Drinking is a sin! A sin! I raised you better than that. (She hangs up)
Scene 9
The following morning, early. Split scene: Harper and Joe at home; Louis and Prior in Prior’s hospital room. Joe and Louis have each just entered. This should be fast. No freezing; even when one of the couples isn’t talking, they remain furiously alive .
HARPER : Oh God. Home. The moment of truth has arrived.
JOE : Harper.
LOUIS : I’m going to move out.
PRIOR : The fuck you are.
JOE : Harper. Please listen. I still love you very much. You’re still my best buddy; I’m not going to leave you.
HARPER : No, I don’t like the sound of this. I’m leaving.
LOUIS : I’m leaving.
I already have.
JOE : Please listen. Stay. This is really hard. We have to talk.
HARPER : We are talking. Aren’t we. Now please shut up. OK?
PRIOR : Bastard. Sneaking off while I’m flat out here, that’s low. If I could get up now I’d beat the holy shit out of you.
JOE : Did you take pills? How many?
HARPER : No pills. Bad for the . . . (Pats stomach)
JOE : You aren’t pregnant. I called your gynecologist.
HARPER : I’m seeing a new gynecologist.
PRIOR : You have no right to do this.
LOUIS : Oh, that’s ridiculous.
PRIOR : No right. It’s criminal.
JOE : Forget about that. Just listen. You want the truth. This is the truth.

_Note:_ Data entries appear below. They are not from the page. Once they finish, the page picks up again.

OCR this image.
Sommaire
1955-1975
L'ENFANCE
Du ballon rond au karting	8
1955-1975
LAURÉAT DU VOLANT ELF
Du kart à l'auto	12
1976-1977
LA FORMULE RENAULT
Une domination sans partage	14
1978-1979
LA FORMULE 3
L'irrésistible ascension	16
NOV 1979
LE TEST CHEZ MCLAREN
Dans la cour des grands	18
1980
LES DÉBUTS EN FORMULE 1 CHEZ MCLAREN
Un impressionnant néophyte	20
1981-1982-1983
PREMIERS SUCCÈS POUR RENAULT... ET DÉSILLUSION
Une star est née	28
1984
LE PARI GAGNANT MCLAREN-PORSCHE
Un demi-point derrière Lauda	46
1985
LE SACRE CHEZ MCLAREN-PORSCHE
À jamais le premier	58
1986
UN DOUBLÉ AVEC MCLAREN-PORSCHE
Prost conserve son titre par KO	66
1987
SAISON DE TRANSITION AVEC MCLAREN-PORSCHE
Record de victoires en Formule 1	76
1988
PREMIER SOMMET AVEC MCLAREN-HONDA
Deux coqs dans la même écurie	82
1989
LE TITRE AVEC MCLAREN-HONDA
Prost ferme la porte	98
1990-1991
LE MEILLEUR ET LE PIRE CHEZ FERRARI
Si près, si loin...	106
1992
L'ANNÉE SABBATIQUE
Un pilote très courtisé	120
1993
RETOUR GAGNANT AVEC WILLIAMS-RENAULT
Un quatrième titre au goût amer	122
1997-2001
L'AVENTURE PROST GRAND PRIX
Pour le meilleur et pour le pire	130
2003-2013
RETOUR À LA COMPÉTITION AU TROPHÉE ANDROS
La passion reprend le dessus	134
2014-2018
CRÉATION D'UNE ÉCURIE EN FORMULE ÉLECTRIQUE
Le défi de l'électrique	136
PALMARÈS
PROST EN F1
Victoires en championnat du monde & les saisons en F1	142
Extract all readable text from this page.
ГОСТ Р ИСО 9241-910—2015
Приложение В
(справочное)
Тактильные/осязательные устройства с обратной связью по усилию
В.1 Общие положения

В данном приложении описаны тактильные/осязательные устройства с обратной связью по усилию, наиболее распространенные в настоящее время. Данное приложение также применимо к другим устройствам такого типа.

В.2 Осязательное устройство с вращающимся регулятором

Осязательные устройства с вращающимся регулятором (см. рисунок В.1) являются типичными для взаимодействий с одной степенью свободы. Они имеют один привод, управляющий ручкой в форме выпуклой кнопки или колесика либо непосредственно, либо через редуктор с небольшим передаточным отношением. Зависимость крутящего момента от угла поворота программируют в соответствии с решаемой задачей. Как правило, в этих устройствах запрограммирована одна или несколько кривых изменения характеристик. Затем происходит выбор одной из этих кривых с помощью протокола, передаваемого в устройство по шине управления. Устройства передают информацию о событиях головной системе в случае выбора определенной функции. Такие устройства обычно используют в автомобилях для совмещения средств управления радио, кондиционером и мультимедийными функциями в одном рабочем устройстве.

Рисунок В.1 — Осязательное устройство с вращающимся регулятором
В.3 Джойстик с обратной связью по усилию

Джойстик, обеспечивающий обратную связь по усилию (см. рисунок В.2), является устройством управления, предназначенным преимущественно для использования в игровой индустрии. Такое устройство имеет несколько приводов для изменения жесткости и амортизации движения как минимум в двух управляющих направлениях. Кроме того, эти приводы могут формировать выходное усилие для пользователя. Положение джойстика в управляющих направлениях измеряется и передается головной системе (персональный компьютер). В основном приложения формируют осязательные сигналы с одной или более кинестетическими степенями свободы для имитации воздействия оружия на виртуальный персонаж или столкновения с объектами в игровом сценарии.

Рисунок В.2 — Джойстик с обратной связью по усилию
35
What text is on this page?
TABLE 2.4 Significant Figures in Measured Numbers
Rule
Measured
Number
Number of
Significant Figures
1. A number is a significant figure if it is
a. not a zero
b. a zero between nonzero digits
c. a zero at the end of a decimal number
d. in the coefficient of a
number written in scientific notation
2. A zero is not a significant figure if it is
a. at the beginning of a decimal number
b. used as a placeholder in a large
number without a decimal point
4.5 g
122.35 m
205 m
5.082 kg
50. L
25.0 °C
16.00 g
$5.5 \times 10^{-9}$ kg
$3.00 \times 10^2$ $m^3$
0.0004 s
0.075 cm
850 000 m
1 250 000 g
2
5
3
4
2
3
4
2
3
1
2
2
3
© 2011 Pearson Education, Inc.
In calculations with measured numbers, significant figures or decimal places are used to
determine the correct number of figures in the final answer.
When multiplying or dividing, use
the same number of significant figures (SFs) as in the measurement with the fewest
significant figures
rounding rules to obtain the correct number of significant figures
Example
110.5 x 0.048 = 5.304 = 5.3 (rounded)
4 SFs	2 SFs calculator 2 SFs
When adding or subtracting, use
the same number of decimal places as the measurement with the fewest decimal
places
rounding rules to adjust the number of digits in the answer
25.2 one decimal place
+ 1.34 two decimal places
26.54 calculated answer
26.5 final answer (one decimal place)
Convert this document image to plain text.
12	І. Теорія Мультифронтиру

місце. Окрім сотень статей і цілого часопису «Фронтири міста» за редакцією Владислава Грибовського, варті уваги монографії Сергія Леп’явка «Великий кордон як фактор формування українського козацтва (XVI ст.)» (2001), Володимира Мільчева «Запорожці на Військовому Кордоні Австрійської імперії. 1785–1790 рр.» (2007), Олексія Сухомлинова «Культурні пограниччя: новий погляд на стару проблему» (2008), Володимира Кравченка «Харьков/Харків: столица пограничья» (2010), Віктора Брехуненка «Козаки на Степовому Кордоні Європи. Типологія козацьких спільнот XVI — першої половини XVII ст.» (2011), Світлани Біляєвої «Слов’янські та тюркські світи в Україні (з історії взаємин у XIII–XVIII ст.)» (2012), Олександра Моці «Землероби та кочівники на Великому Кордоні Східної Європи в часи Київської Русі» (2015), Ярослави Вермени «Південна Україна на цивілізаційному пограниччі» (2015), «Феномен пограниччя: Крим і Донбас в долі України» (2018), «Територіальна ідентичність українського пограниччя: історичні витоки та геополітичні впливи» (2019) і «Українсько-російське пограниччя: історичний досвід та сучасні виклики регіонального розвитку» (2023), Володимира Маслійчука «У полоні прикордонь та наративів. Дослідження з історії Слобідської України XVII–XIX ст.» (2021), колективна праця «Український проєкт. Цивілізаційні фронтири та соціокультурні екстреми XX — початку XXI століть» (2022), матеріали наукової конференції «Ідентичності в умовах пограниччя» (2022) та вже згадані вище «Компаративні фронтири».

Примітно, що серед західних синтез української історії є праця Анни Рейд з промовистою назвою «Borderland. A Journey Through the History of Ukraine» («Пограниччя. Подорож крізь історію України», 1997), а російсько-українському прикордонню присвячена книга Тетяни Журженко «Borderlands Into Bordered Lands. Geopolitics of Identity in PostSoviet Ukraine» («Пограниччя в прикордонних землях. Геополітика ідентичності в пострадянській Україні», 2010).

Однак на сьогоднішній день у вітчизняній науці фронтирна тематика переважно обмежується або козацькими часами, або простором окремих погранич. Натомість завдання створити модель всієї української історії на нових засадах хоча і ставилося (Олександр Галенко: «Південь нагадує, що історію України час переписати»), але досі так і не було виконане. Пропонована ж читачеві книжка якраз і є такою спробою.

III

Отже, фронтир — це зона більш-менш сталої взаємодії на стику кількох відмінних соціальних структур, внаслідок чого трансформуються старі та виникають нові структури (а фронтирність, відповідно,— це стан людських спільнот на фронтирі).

I knew this when I married you. I’ve known this I guess for as long as I’ve known anything, but . . . I don’t know, I thought maybe that with enough effort and will I could change myself . . . but I can’t . . .
PRIOR : Criminal.
LOUIS : There oughta be a law.
PRIOR : There is a law. You’ll see.
JOE : I’m losing ground here, I go walking, you want to know where I walk, I . . . go to the park, or up and down 53rd Street, or places where . . . And I keep swearing I won’t go walking again, but I just can’t.
LOUIS : I need some privacy.
PRIOR : That’s new.
LOUIS : Everything’s new, Prior.
JOE : I try to tighten my heart into a knot, a snarl, I try to learn to live dead, just numb, but then I see someone I want, and it’s like a nail, like a hot spike right through my chest, and I know I’m losing.
PRIOR : Apartment too small for three? Louis and Prior comfy but not Louis and Prior and Prior’s disease?
LOUIS : Something like that.
I won’t be judged by you. This isn’t a crime, just—the inevitable consequence of people who run out of—whose limitations—
PRIOR : Bang bang bang. The court will come to order.
LOUIS : I mean let’s talk practicalities, schedules; I’ll come over if you want, spend nights with you when I can, I can—
PRIOR : Has the jury reached a verdict?
LOUIS : I’m doing the best I can.
PRIOR : Pathetic. Who cares?
JOE : My whole life has conspired to bring me to this place, and I can’t despise my whole life. I think I believed when I met you I could save you, you at least if not myself, but . . .
I don’t have any sexual feelings for you, Harper. And I don’t think I ever did.
(Little pause.)
HARPER : I think you should go.
JOE : Where?
HARPER : Washington. Doesn’t matter.
JOE : What are you talking about?
HARPER : Without me.
Without me, Joe. Isn’t that what you want to hear?
(Little pause.)
JOE : Yes.
LOUIS : You can love someone and fail them. You can love someone and not be able to—
PRIOR : You can , theoretically, yes. A person can, maybe an editorial “you” can love, Louis, but not you , specifically you. I don’t know, I think you are excluded from that general category.
HARPER : You were going to save me, but the whole time you were spinning a lie. I just don’t understand that.
PRIOR : A person could theoretically love and maybe many do but we both know now you can’t.
LOUIS : I do.
PRIOR : You can’t even say it.
LOUIS : I love you, Prior.
PRIOR : I repeat. Who cares?
HARPER : This is so scary, I want this to stop, to go back.